Government may double computer cluster use within two years

Government may double computer cluster use within two years

Agencies plan to double the number of high-performance computer clusters they use over the next two years, according to a recent survey.

The survey was conducted on behalf of a hardware manufacturer by John Payne, who runs the consulting business JLP Associates of Saratoga, Calif. Although Payne could not reveal the name of the company that commissioned the study, he was allowed to release some of his findings.

Payne spoke at the most recent meeting of the Baltimore-Washington Beowulf User Group , held in McLean, Va.

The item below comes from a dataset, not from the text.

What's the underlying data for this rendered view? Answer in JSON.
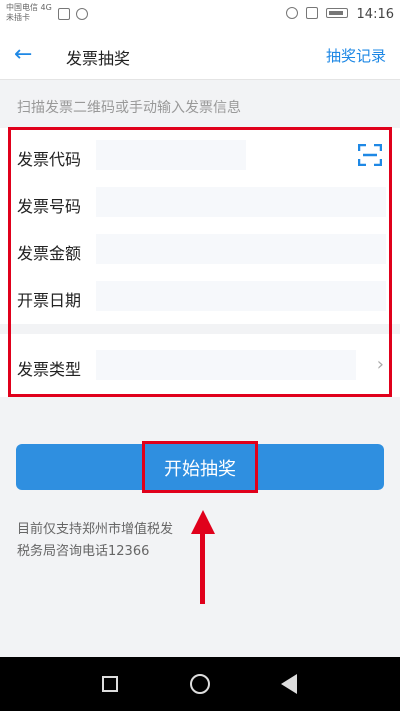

Payne surveyed 45 organizations, including 20 government agencies, that collectively run about 400 different systems. These organizations plan to increase the number of systems they run to just under 800, Payne said. The 80,000 processors this group now collectively deploys would double to 160,000 within two years.

The systems'all clusters'range in size from 32 nodes to as many as 2,000 processors. Payne interviewed participants between February and May 2004. Government did not differ statistically from the rest of the industries surveyed, which included automobile companies and the oil industry.

In his survey, Payne also asked a number of questions to find what issues program managers routinely face.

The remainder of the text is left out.